C’est à la fois le charme et tous le défaut de cette itération. J’aime beaucoup le fait que cette version ne cesse de s’éloigner de ses similitudes avec les jeux pour raconter d’autres choses. D’un autre côté, au plus celui-ci s’éloigne des jeux, et au plus je le trouve moins bon en termes d’écriture.
La deuxième saison a pour ainsi dire pleins de trucs intéressants, certains personnages ont des relooking, le rapport aux ombres avec les personnages a un nouveau souffle, l’univers est bien plus décrit, les conflits entre les royaumes sont plus riches et moins manichéens… c’est plus que jamais un autre Blue Dragon avec une autre vision. Mais à côté, l’histoire me paraît complètement étirée dans tous les sens, c’est trop long pour rien.
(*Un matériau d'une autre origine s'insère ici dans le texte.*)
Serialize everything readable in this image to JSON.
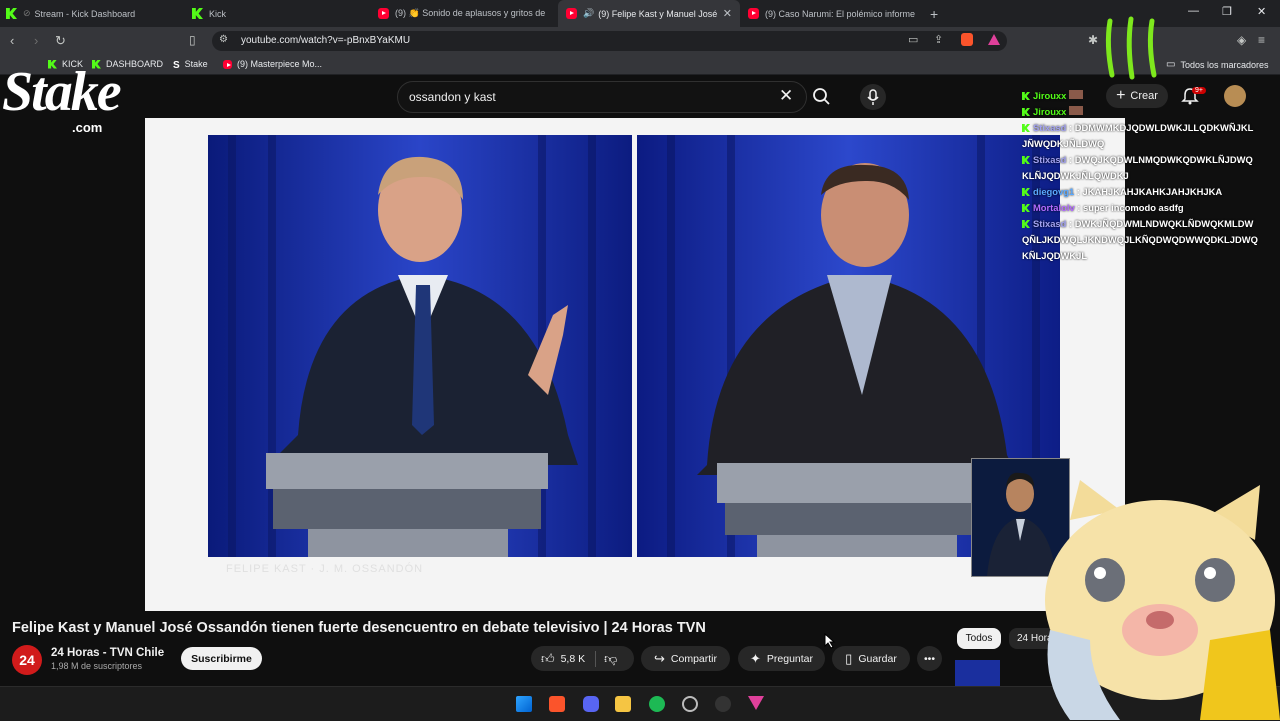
{
  "browser": {
    "tabs": [
      {
        "label": "Stream - Kick Dashboard",
        "icon": "kick-icon",
        "active": false
      },
      {
        "label": "Kick",
        "icon": "kick-icon",
        "active": false
      },
      {
        "label": "(9) 👏 Sonido de aplausos y gritos de",
        "icon": "youtube-icon",
        "active": false
      },
      {
        "label": "(9) Felipe Kast y Manuel José",
        "icon": "youtube-icon",
        "active": true
      },
      {
        "label": "(9) Caso Narumi: El polémico informe",
        "icon": "youtube-icon",
        "active": false
      }
    ],
    "url": "youtube.com/watch?v=-pBnxBYaKMU",
    "bookmarks": [
      {
        "label": "Kick",
        "icon": "kick-icon"
      },
      {
        "label": "KICK",
        "icon": "kick-icon"
      },
      {
        "label": "DASHBOARD",
        "icon": "kick-icon"
      },
      {
        "label": "Stake",
        "icon": "stake-icon"
      },
      {
        "label": "(9) Masterpiece Mo...",
        "icon": "youtube-icon"
      }
    ],
    "all_bookmarks_label": "Todos los marcadores"
  },
  "youtube": {
    "search_value": "ossandon y kast",
    "create_label": "Crear",
    "notification_count": "9+",
    "video_title": "Felipe Kast y Manuel José Ossandón tienen fuerte desencuentro en debate televisivo | 24 Horas TVN",
    "channel": {
      "logo_text": "24",
      "name": "24 Horas - TVN Chile",
      "subscribers": "1,98 M de suscriptores"
    },
    "subscribe_label": "Suscribirme",
    "likes": "5,8 K",
    "share_label": "Compartir",
    "ask_label": "Preguntar",
    "save_label": "Guardar",
    "chips": [
      "Todos",
      "24 Horas"
    ],
    "player_caption": "FELIPE KAST · J. M. OSSANDÓN"
  },
  "overlay": {
    "stake_logo": "Stake",
    "stake_domain": ".com",
    "chat": [
      {
        "user": "Jirouxx",
        "text": ""
      },
      {
        "user": "Jirouxx",
        "text": ""
      },
      {
        "user": "Stixasd",
        "text": "DDMWMKDJQDWLDWKJLLQDKWÑJKLJÑWQDKJÑLDWQ"
      },
      {
        "user": "Stixasd",
        "text": "DWQJKQDWLNMQDWKQDWKLÑJDWQKLÑJQDWKJÑLQWDKJ"
      },
      {
        "user": "diegovg1",
        "text": "JKAHJKAHJKAHKJAHJKHJKA"
      },
      {
        "user": "Mortalolv",
        "text": "super incomodo asdfg"
      },
      {
        "user": "Stixasd",
        "text": "DWKJÑQDWMLNDWQKLÑDWQKMLDWQÑLJKDWQLJKNDWQJLKÑQDWQDWWQDKLJDWQKÑLJQDWKJL"
      }
    ]
  },
  "colors": {
    "kick_green": "#53fc18",
    "youtube_red": "#ff0033",
    "debate_blue": "#1a2f9e"
  }
}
La première saison me paraît bien plus homogène dans ses 51 épisodes que ne l’est la seconde.
Malgré mon affect évident pour la licence, il reste difficile pour moi de faire de véritables louanges de cet anime. En tant qu’anime purement, je pense qu’il est vraiment loin d’être un anime fantastique. Je serais même plutôt d’avis qu’il faudrait passer son chemin. 101 épisodes, c’est quand même un sacré investissement. Par contre, pour peu d’être dans l’optique de découvrir la licence sur ses différentes itérations, celui-ci peut être très enchanteur. Ce genre d’initiative n’est pas non plus monnaie courante, et pour peu d’apprécier au moins une des versions de la licence, cela peut être très agréable d’avoir en connaissance les autres.